Past land use and soil type considerations determine the benefits of winter disked fields. When reclaiming a fallow pasture field, exotic grass control is a necessary first step; fescue, Bermuda, and Bahia grasses are often present and are an impediment to wildlife and old field vegetation. They must be controlled for successful field management to occur. Soil type will determine the amount of brood use. In loamy or clay soils, such as much of the Red Hills region of north Florida and south Georgia, frequently burned upland pine forests with adequate sunlight for groundcover will actually be the preferred quail brood habitat, and winter disked fields will be used the least. In these areas, strip disking may be more beneficial for meeting other habitat needs such as year-round cover and nesting habitat.
Conversely, on sandy, dry soils, such as in the greater Albany area of Georgia, and portions of the Red Hills area where groundcover in the uplands can be sparse, winter disked fields will be the preferred brood habitat and will be highly used. In these areas, disking the entire field annually will improve brood habitat while the native or old field groundcover will provide the nesting and year around cover. Similarly, native wiregrass and longleaf sites, (typically sandy soil and low fertility) the native ground cover will provide excellent nesting and year around high quality habitat, while existing winter disked fields can provide high quality brood habitat. Disking of intact native groundcover is not recommended; these areas have not been disked before, and do not have the appropriate seed bank to respond positively to winter disking. In this situation, brood use in newly disturbed native groundcover will be much less than in recently burned intact native groundcover.
Forbs such as partridge pea, ragweed, mint blue curl, and blackberry (to name a few) can be an important food resource for many birds and mammals.
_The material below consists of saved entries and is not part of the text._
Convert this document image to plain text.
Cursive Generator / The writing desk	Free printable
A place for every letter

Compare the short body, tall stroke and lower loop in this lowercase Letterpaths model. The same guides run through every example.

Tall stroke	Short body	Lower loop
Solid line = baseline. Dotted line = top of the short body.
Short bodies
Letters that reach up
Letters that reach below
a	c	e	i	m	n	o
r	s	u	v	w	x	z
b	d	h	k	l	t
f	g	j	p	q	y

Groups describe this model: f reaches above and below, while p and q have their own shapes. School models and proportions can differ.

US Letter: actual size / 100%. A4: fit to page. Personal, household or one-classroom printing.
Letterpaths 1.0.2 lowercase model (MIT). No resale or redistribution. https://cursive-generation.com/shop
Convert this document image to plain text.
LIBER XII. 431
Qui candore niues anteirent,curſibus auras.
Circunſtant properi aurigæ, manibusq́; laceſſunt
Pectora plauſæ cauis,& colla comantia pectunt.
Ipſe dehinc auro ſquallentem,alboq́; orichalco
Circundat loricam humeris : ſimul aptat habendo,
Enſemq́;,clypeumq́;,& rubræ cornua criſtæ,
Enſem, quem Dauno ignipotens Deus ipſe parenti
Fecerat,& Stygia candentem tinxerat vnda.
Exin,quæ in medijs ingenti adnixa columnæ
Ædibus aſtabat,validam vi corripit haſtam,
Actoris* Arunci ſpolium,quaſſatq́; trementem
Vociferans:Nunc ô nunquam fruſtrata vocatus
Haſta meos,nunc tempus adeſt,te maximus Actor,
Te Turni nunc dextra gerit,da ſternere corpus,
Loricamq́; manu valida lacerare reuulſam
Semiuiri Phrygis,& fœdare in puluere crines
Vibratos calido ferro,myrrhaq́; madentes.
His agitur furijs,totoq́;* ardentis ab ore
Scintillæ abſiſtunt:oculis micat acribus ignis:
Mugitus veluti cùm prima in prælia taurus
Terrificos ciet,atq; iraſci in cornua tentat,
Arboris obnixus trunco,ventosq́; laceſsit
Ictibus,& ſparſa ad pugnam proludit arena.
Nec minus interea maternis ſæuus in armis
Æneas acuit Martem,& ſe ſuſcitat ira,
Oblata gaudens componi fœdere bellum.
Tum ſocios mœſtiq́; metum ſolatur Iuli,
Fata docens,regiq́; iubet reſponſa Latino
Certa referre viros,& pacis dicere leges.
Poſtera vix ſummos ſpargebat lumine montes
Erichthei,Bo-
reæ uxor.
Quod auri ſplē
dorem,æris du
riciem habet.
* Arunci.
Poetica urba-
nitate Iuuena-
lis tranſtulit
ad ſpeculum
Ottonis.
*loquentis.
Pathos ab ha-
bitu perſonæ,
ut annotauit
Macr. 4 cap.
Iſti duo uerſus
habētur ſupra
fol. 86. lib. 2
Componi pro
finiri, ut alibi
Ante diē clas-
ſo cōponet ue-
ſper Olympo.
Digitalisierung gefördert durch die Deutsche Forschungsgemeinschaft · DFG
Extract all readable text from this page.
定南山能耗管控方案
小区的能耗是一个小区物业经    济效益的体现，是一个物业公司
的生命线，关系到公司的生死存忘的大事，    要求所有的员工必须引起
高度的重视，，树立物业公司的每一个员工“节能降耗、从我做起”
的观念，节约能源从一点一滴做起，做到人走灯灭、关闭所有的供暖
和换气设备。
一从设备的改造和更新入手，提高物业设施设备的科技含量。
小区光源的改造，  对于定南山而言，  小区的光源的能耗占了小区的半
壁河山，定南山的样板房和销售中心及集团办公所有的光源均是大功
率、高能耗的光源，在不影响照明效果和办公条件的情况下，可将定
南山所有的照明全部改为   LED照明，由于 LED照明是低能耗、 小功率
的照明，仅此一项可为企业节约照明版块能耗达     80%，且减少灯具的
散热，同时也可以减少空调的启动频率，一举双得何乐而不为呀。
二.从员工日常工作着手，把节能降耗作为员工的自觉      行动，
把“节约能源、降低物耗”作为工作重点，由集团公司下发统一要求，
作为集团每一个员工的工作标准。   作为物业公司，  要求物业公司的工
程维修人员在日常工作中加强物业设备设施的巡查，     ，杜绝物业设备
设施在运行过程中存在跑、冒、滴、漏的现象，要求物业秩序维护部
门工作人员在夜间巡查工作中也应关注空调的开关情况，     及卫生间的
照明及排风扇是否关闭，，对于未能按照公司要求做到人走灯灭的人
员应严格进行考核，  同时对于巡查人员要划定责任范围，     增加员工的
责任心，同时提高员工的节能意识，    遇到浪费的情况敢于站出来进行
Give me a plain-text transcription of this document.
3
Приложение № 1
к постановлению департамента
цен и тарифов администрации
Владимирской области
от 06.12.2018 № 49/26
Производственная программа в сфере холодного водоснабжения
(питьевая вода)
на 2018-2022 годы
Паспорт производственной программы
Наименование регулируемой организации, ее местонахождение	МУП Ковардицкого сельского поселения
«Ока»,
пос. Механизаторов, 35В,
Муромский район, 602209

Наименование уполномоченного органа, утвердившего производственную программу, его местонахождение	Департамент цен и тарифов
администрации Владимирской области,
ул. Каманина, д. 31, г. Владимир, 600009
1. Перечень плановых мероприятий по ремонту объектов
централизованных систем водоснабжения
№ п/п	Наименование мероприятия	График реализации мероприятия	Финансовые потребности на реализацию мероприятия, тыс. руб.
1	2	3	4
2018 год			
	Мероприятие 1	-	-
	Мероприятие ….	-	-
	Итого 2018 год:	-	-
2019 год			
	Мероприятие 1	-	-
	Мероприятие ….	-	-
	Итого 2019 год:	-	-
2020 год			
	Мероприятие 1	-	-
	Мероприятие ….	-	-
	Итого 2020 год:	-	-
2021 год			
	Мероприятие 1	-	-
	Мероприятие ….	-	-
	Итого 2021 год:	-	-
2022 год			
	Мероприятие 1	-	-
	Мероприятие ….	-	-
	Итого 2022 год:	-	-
Timing of winter disking will determine what plants will be prevalent. In a study conducted on the Whitcomb plots at Tall Timbers, annual percent plant coverage of ragweed in the Oct/Nov plot was 52%, but was 86% in the Dec/Jan disked plot. Partridge pea had 32% cover in the Oct/Nov disked plot and 12% in the Dec/Jan disked plot. Blackberry was 11% cover in the Oct/Nov disked plot and 43% in the Dec/Jan disked plot. The key to determine when to disk is to watch for when the desired plant species’ seeds mature. However, timing and the amount of rainfall in a given year will also have an effect on the plant community response as seen through sampling of the Whitcomb plots during various years.
Research has shown that size of fields is also an important consideration. Fields smaller than an acre will receive little use by broods; if possible, 2-4 acre fields are preferred. On high quality soils (loamy or clay), one field per 20 acres (10-20%) is a good rule of thumb. On low quality, sandy soils, up to 40% of the landscape kept in fields is beneficial. Field management is just one component of wildlife management. Managing the forest with frequent fire, and thinning to get adequate sunlight to the ground are the most important factors in creating and maintaining high quality, early succession habitat.